On paper, the hotel showed a loss of $11.08 million, with depreciation of the building, furnishings and equipment and amortization of bond issuance costs accounting for $9.02 million of that figure, according to the statement. Other reasons for the paper loss, officials say, included marketing expenses and costs of booking meetings that will be held after 2010.
The audited financial statement and a supplementary cash flow schedule for 2010 by Clifton Gunderson of Timonium show that the $301 million hotel earned enough to cover the debt service on bonds sold to pay for its construction and that the city has not had to dip into any reserve funds to address shortfalls.
The bottom line, officials say, is that the Hilton is beginning to fulfill the city's goals of serving as Baltimore's convention headquarters hotel, helping to attract large meetings that need more than one hotel, and providing jobs for residents — without jeopardizing the city's operating budget.
They also say they expect bookings and revenues to increase in 2011, based on operations so far and projections for the rest of the year.
The hotel opened in August of 2008.
"From day one, on a cash basis, we have generated sufficient revenue to pay all of our bills and pay all of the debt service," Van Sant said. "And on an accrual accounting basis, the loss keeps narrowing. We have used only proceeds from the original $301 million hotel bonds and net cash flow from operations … We have not drawn on any of the city hotel occupancy tax pledges or bond reserves. That is good news as far as the bond market is concerned."
The Hilton was one of the most expensive projects the city had ever undertaken when construction began in 2006. Some politicians voiced concern about building such a costly project and warned that Baltimore would have to cover any budgetary shortfall if the hotel didn't make enough money to meet expenses.
Van Sant said May was a strong month for the Hilton, when it had an occupancy rate of 73.9 percent. She said June and July are also expected to be strong months in 2011 in terms of group business.
Despite the continued improvement in revenues and bookings, Van Sant said, the real turning point in the hotel's performance won't come until the general economy and the city's convention business improve. She said she can't project when that will be.
Among other key findings:
•The hotel booked 172,610 room nights in 2010, up from 153,404 in 2009. Hilton projects that 182,458 room nights will be booked in 2011.
• The occupancy rate was 62.47 percent in 2010, up from 55.5 percent in 2009 and 36.9 percent in 2008, when the hotel was open for only 132 days. Hilton expects to end 2011 with an occupancy rate of 66.03 percent.

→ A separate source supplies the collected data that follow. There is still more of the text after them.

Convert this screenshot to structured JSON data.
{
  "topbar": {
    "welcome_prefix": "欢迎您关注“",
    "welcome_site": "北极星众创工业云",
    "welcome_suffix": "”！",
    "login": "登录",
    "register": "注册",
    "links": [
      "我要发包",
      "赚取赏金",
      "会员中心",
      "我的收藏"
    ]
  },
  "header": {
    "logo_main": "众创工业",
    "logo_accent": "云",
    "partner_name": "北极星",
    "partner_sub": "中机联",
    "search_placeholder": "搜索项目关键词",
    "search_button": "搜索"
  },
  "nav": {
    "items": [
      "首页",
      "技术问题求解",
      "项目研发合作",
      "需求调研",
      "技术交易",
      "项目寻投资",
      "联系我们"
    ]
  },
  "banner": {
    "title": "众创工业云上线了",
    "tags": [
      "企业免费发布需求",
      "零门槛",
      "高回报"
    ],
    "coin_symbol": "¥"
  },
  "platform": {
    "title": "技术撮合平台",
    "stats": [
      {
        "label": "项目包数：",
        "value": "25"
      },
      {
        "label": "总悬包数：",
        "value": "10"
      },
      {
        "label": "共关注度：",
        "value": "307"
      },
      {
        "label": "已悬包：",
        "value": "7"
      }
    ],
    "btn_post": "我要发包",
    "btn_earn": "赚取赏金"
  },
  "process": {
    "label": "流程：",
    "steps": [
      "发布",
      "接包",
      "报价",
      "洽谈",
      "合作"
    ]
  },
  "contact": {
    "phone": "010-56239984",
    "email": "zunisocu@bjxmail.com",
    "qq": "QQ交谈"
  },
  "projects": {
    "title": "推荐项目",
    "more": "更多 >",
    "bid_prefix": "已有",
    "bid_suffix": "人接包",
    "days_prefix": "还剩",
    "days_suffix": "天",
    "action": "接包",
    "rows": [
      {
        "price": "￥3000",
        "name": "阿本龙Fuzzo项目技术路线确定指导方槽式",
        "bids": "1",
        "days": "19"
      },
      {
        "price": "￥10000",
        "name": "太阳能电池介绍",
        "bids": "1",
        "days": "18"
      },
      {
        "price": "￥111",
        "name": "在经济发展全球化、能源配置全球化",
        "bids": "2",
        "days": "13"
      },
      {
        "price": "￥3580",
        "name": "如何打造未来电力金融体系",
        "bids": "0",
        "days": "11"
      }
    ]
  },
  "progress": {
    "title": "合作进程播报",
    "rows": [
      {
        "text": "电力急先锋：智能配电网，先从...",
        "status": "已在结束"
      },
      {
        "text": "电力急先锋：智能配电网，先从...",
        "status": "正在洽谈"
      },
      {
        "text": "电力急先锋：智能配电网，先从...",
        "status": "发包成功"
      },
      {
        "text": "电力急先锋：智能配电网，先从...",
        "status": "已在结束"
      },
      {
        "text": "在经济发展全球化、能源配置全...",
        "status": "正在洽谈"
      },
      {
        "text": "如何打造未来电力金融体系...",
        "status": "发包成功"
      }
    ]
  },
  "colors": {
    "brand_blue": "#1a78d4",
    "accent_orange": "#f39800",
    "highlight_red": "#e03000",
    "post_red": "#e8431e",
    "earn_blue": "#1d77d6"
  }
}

•Sixty-one percent of the hotel's business in 2010 was group business, including conventions and meetings. The rest came from leisure and business travelers, tourists and others. The breakdown for 2009 was 56 percent group business and 44 percent from other kinds of travelers.
•The hotel and its garage had the equivalent of 481 full-time employees as of March 31, 2011, up from 450 on June 30, 2010, and 413 on Dec. 31, 2009. Three hundred and sixty employees on the March payroll, or 75 percent, were city residents.